What is this dataset for?
- Train an AI-generated text detection model (TF-IDF, transformers, etc.)
- Analyze the stylistic differences between human and generated language.
- Create educational tools or data science challenges around the detection of synthetic text.
Can it be enriched or improved?
Yes. The corpus can be extended with longer texts or in other languages.

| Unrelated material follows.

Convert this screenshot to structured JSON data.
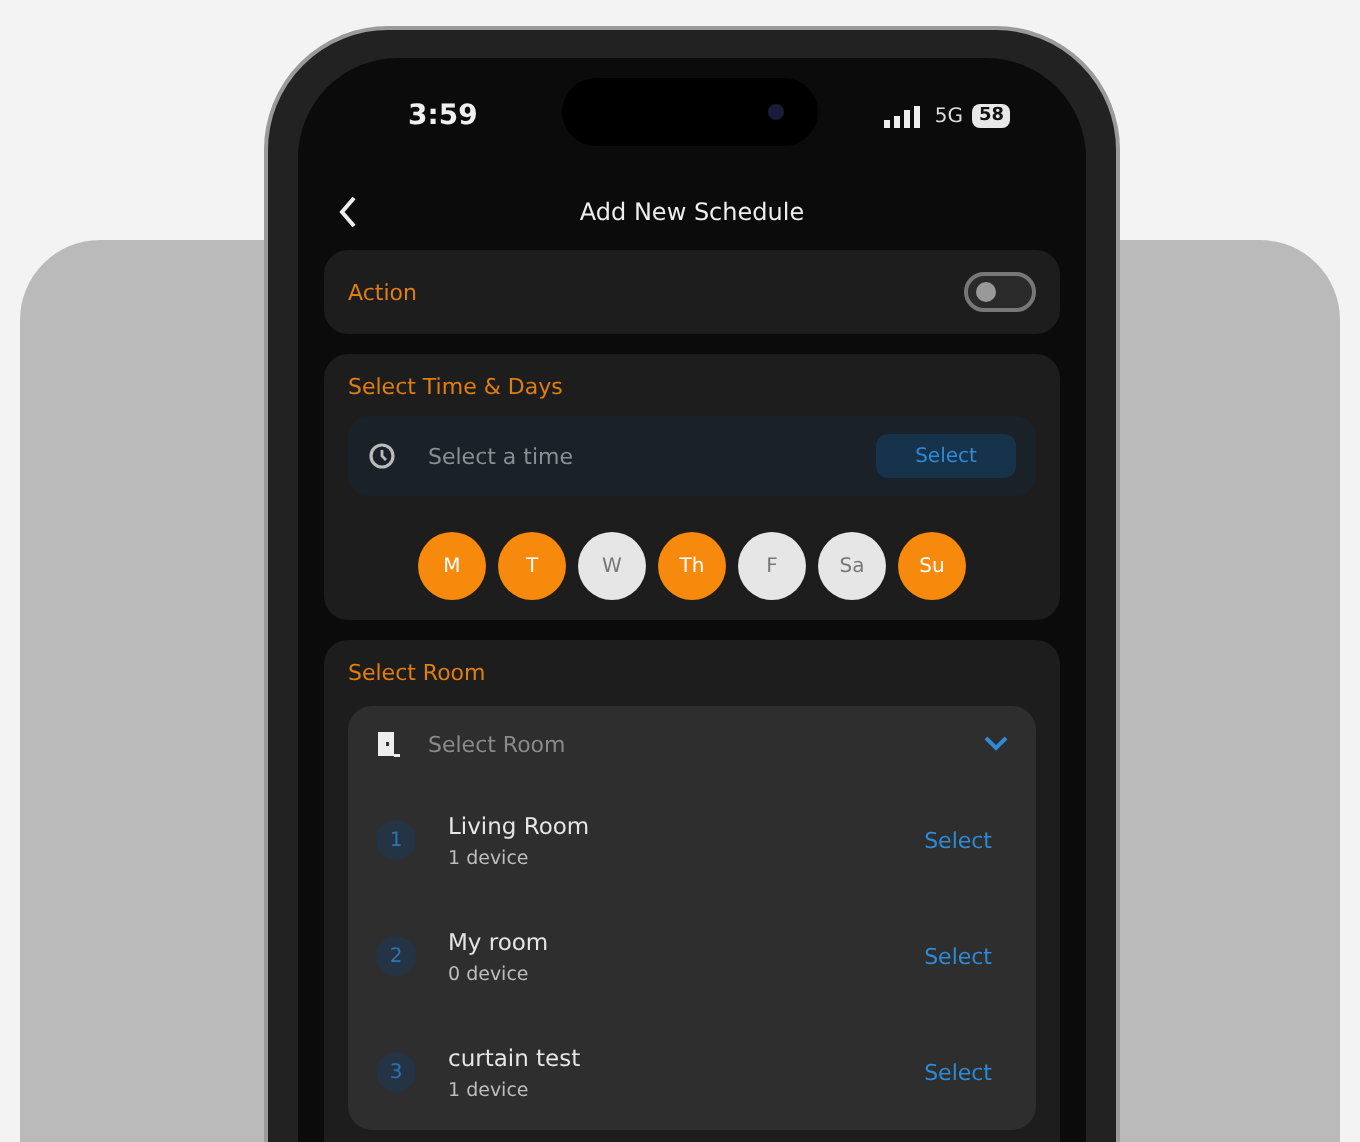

It is also possible to add linguistic annotations (average sentence length, lexical complexity, etc.) or to combine augmentation methods (back translation, paraphrase, etc.) to better balance the classes.
🔎 In summary
🧠 Recommended for
- NLP trainers
- Data science students
- Light AI detection projects
🔧 Compatible tools
- Scikit-learn
- SpacY
- BERT
- SHAP
- LIME
💡 Tip
To compensate for the class imbalance, apply SMOTE oversampling or dynamic weighting in the loss function.
Frequently Asked Questions
Is this dataset sufficient to train a reliable AI detector?
It is suitable for prototyping experiments or educational projects, but a larger volume will be required for production.
Can it be adapted to other languages?
Yes, it is possible to translate it or create multilingual versions by generating AI tests in the desired language.
Can it be used for supervised training?
Absolutely, each example is annotated with a binary class (0 = human, 1 = AI), making it an ideal base for supervised learning.